"THE PAST is always dozing in the ice, waiting to alter the present," wrote essayist Roger Rosenblatt.
IF YOU'VE ever visited the Metropolitan Museum's relatively recent arrangement of Hellenistic, Etruscan and Roman treasures, then you are beholden to a woman named Shelby White. The Met's "Leon Levy and Shelby White Court" attests to her generosity and that of her late husband.
Shelby's biography is replete with Mount Holyoke and Columbia University honors, board membership at the Met, connections to the Freer and Sackler Galleries and the Harvard Museum, to name a few.
When her husband was alive, Shelby and Leon were the guiding lights behind the preservation of so many of the ancient world's works of art. They were enthusiastic scholars and collectors. Shelby is a writer as well, the author of a book we have mentioned in this space. "What Every Woman Should Know About Her Husband's Money."
NOW, Shelby has added another feather to her historical, archaeological and collecting cap. She bought a huge Manhattan mansion on 84th Street between 5th and Madison Avenues and completely did it over, creating a gallery, lecture hall and banqueting space.

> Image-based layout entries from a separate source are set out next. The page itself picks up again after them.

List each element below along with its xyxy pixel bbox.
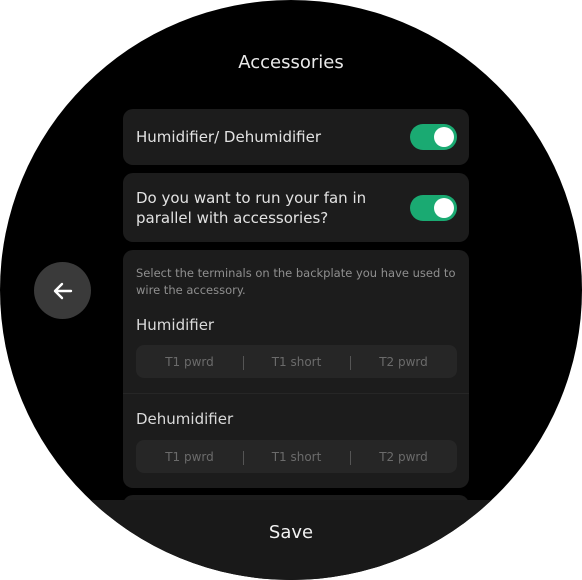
dehumidifier-terminal-selector: T1 pwrd T1 short T2 pwrd <box>136 440 457 473</box>
section-divider <box>123 393 469 394</box>
humidifier-terminal-selector: T1 pwrd T1 short T2 pwrd <box>136 345 457 378</box>
fan-parallel-toggle-row: Do you want to run your fan in parallel … <box>123 173 469 242</box>
humidifier-option-t1-pwrd[interactable]: T1 pwrd <box>136 355 243 369</box>
dehumidifier-option-t2-pwrd[interactable]: T2 pwrd <box>350 450 457 465</box>
device-screen: Accessories Humidifier/ Dehumidifier Do … <box>0 0 582 580</box>
humidifier-toggle[interactable] <box>410 124 457 150</box>
fan-parallel-toggle[interactable] <box>410 195 457 221</box>
toggle-knob <box>434 198 454 218</box>
humidifier-option-t2-pwrd[interactable]: T2 pwrd <box>350 355 457 370</box>
dehumidifier-option-t1-short[interactable]: T1 short <box>243 450 350 465</box>
humidifier-option-t1-short[interactable]: T1 short <box>243 355 350 370</box>
terminal-selection-card: Select the terminals on the backplate yo… <box>123 250 469 488</box>
terminal-instructions: Select the terminals on the backplate yo… <box>136 266 456 297</box>
back-button[interactable] <box>34 262 91 319</box>
page-title: Accessories <box>238 52 344 73</box>
humidifier-toggle-row: Humidifier/ Dehumidifier <box>123 109 469 165</box>
humidifier-section-title: Humidifier <box>136 316 215 334</box>
fan-parallel-toggle-label: Do you want to run your fan in parallel … <box>136 189 367 227</box>
arrow-left-icon <box>53 282 72 299</box>
dehumidifier-section-title: Dehumidifier <box>136 410 234 428</box>
save-button-label[interactable]: Save <box>0 522 582 543</box>
dehumidifier-option-t1-pwrd[interactable]: T1 pwrd <box>136 450 243 464</box>
toggle-knob <box>434 127 454 147</box>
humidifier-toggle-label: Humidifier/ Dehumidifier <box>136 128 322 146</box>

Here, the Institute for the Study of the Ancient World is her brainchild, in connection with New York University. And Shelby's mansion offers an unprecedented chance to see extraordinary works of art from so-called "Old Europe." (This is a relatively new term, coined in 1984 by archaeologist Marija Gimbutas. It refers to Southeastern Europe, in particular the civilizations of the Danube Valley -- Romania and Bulgaria, as well as Malta.)
My friend, the classical archaeologist Iris Love told me of Shelby's newest venture into the past.

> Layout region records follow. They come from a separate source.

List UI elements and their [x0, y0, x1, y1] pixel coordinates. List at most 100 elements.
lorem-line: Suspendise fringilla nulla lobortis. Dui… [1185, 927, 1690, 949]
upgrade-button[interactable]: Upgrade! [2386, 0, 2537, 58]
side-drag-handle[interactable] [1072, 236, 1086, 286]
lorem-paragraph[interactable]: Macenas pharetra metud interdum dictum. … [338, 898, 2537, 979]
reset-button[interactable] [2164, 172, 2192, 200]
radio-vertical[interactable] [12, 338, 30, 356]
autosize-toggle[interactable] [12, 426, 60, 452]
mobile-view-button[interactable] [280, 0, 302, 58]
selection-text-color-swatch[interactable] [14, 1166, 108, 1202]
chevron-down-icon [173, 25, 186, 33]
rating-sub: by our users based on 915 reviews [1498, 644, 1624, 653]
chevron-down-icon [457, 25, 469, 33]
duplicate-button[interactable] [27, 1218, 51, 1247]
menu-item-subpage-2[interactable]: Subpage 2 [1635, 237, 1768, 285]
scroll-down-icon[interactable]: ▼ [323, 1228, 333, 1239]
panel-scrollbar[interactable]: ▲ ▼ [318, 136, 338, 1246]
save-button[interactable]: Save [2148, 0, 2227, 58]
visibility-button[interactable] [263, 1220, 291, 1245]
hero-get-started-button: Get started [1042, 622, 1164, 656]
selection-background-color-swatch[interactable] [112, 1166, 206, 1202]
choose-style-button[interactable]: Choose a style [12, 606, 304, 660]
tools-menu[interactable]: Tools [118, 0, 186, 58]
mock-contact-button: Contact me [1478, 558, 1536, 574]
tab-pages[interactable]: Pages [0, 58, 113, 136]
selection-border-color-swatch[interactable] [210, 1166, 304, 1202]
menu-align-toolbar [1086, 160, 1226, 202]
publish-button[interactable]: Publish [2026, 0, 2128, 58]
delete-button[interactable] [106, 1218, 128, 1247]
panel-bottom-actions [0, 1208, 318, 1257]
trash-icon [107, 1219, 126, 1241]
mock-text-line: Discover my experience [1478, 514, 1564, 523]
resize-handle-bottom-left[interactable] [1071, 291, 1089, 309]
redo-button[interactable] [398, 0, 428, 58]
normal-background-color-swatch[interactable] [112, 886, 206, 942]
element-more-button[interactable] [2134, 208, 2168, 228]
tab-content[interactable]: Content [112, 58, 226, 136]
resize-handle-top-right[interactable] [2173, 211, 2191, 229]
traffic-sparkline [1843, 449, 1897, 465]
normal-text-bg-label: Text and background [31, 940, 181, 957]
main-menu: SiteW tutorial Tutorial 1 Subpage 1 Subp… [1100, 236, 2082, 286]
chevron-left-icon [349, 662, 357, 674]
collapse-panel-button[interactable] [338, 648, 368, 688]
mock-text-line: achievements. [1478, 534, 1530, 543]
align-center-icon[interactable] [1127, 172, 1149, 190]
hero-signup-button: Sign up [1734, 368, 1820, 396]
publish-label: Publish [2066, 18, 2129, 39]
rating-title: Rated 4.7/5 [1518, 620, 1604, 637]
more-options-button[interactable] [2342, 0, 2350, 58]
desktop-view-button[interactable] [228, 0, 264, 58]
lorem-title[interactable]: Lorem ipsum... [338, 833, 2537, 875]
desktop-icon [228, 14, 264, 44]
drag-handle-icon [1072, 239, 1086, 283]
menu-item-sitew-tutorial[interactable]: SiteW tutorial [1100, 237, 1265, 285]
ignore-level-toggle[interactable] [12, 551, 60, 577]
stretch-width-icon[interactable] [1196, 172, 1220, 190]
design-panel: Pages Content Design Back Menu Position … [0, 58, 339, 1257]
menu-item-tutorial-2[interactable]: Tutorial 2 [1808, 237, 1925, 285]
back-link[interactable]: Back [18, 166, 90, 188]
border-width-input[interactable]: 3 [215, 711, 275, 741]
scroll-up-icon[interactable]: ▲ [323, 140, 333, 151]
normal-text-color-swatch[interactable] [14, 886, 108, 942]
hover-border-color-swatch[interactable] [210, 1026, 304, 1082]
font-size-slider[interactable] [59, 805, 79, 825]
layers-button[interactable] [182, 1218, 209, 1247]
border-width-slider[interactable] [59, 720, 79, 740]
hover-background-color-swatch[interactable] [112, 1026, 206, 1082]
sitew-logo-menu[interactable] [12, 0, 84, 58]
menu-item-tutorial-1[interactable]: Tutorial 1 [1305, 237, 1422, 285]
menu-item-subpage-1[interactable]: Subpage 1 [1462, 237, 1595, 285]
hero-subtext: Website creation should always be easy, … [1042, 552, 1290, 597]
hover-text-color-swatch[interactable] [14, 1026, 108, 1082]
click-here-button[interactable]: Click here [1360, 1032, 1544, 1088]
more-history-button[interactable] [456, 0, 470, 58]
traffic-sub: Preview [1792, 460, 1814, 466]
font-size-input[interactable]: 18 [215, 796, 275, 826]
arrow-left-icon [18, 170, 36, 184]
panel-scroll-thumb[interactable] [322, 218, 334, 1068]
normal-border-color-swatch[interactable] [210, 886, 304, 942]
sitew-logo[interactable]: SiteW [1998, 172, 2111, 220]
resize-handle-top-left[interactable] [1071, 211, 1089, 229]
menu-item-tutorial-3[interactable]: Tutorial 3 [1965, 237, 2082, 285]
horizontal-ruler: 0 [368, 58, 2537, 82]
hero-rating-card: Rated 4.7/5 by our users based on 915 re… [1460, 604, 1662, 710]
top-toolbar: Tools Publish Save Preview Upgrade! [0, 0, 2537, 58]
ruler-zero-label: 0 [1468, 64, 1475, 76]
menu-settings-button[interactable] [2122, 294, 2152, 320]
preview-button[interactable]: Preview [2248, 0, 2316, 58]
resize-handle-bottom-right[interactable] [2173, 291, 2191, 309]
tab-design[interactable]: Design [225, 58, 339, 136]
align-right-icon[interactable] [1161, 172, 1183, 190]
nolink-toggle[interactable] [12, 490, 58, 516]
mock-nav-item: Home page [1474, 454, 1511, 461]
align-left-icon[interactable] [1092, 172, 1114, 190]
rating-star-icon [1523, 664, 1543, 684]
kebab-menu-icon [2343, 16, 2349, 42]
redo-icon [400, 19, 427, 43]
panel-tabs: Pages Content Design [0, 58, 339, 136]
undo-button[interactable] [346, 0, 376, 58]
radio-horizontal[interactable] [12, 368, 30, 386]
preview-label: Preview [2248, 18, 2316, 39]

The exhibition at The Institute shows how highly developed pre-Indo-European Neolithic civilization (5000 BC to 3500 BC) really was. The presentation of ceramics and terra cotta statuettes in this show shocks us because of their beauty and sophistication. Also, it is fascinating how similar some of these works are to Neolithic discoveries at Banpo. (Near Xian, the Shaanxi province of China.)
This is the first time these somewhat mysterious artifacts have been shown in the United States and they prove a connection between excavated works of art from the Aegean Sea to Anatolia and, possibly even to Asia.
Iris pontificates: "Either migration and trading by rivers and across seas was more extensive than we previously thought, with sailors and commerce moving these objects great distances, or else the artistic movements of the time caused a creation of the similar shapes and decorated pots and terra cotta statuettes in different, far-flung cultures." She has borrowed for us several photographs of these Danube pots. Says Iris, "I was just amazed by this; I didn't even know such magnificent works of art existed."
IN HER customary long-winded manner, Iris expounded on how indebted we are to Shelby and her curator Jennifer Y. Chi -- as well as to the National History Museum of Romania, Bucharest and the participation of the Varnia Regional History of Bulgaria. Let's add the National Museum of Archaeology and History of Moldova, Chiinau. Whew! But Iris wasn't finished: "The archaeologist Ms. Gimbutas has invented a new interdisciplinary field called 'archaeomythology.' And the Leon Levy Foundation makes it possible for us, in New York, to enjoy this unique and fabulous exhibition."
AND NOW for something worlds away from all that science. Recently, we reported here the unkind words of the LA Times reporter Elizabeth Snead about Nicole Kidman and Gwyneth Paltrow. She called them "two of the coldest and least sexy actresses..." (Paltrow and Kidman are set to star together in a daring sex-change movie.)
I was surprised at how many of our readers responded critically to Ms. Snead and stood up for the stars. Some readers suggested the reporter be sued for libel. Others just asked where she got off being so critical and unkind.
I have been wondering. Do big celebrities like Nicole and Gwyneth ever read this stuff and take it to heart? When Nicole showed up last week at the Country Music Awards, people seemed to be piling on against the Australian beauty, there for her husband, Keith Urban.
Nicole's lips were too plump, said some, reflecting on the notorious pucker of Meg Ryan. Others commented that her bosoms were suspiciously "aloft" -- that her bountiful cleavage had "caused a stir" on the red carpet.
Please! Two coats of lipstick will fill out any mouth. And every single time Nicole wears a low-cut gown, there's rumor of breast augmentation. Has nobody ever heard of Victoria's Secret?!
SPEAKING OF Nicole Kidman, there she was yesterday at NYC's Plaza Hotel with all of the other famous leading ladies from the upcoming Harvey Weinstein movie smash, "Nine." Daniel Day-Lewis, their single leading man, joined them. What were they doing? Perhaps our Wow correspondent Cynthia McFadden of "Nightline" will fill us in on this entourage one of these days, but it was definitely an autograph collector's/paparazzo's dream.